Ask anyone how their ghost grandmother was dressed when she appeared in the middle of the night, and it will be that memorable outfit from last Christmas, or that lovely blue cardigan she always liked. NEVER a hospital gown, but something nice, that you’d probably see them wearing if you weren't awake, but actually asleep and dreaming about them.

Do dead people have access to some bizarre spirit wardrobe where they can change from their hospital bed attire into something more suitable? If so, why didn’t ghosts ever bother to use it in the past? Victorian spirits often appeared in their grave shroud, which must have been a little scary for relatives, and this is where we get the classic description of a ghost draped in a white sheet.

Shirts, of course, don't have a soul or a spirit. Do shirts, dresses and shoes have some sort of spirit basis which allows these inanimate objects to exist on a different plane and be worn by ghosts? Other inanimate objects, such as swords and walking canes, pose similar questions. People talk of seeing a ghostly coach and horses; there’s a famous example that passes by the site of Borley Rectory in Suffolk. Dead horses may have spirits which we can see, but the coach itself? Well, that's a tricky one.

There are other stories of ghost cars, ghost trains and ghost aircraft – a famous airplane often flies over Derbyshire near Ladybower reservoir. The stone tape theory is completely redundant here, as the open air above us has no way of absorbing past events. This must mean the fabric of the plane itself had a spirit that existed after, er, after its death.

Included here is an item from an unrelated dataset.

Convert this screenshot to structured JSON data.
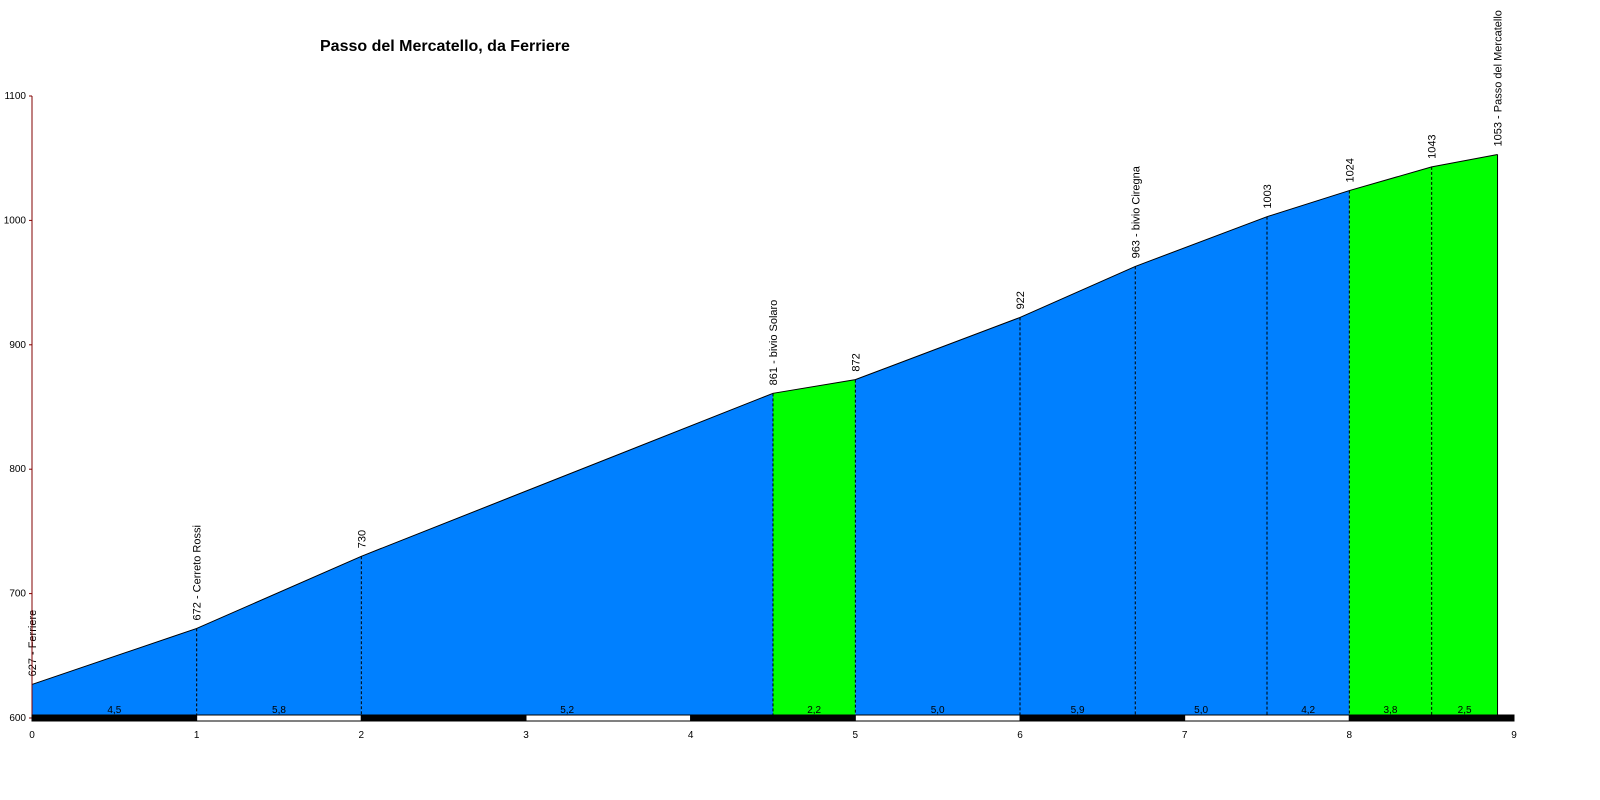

Some experts, if indeed there is such a thing in the world of the paranormal, say ghosts can appear wearing anything they wish – they sort of just 'project' the clothing onto their bodies like Mystique in the X-Men. This is a great idea and it makes you wonder why they don’t make more use of this brilliant power.


Instead of the usual "Granny appeared in her powder blue cardigan", how much more interesting would it be if you heard: "My dead granddad always liked a laugh. He’s appeared at the foot of my bed several times since the funeral and each time he’s dressed as a different member of the Village People.’

Ooh, put something on. You'll catch your death.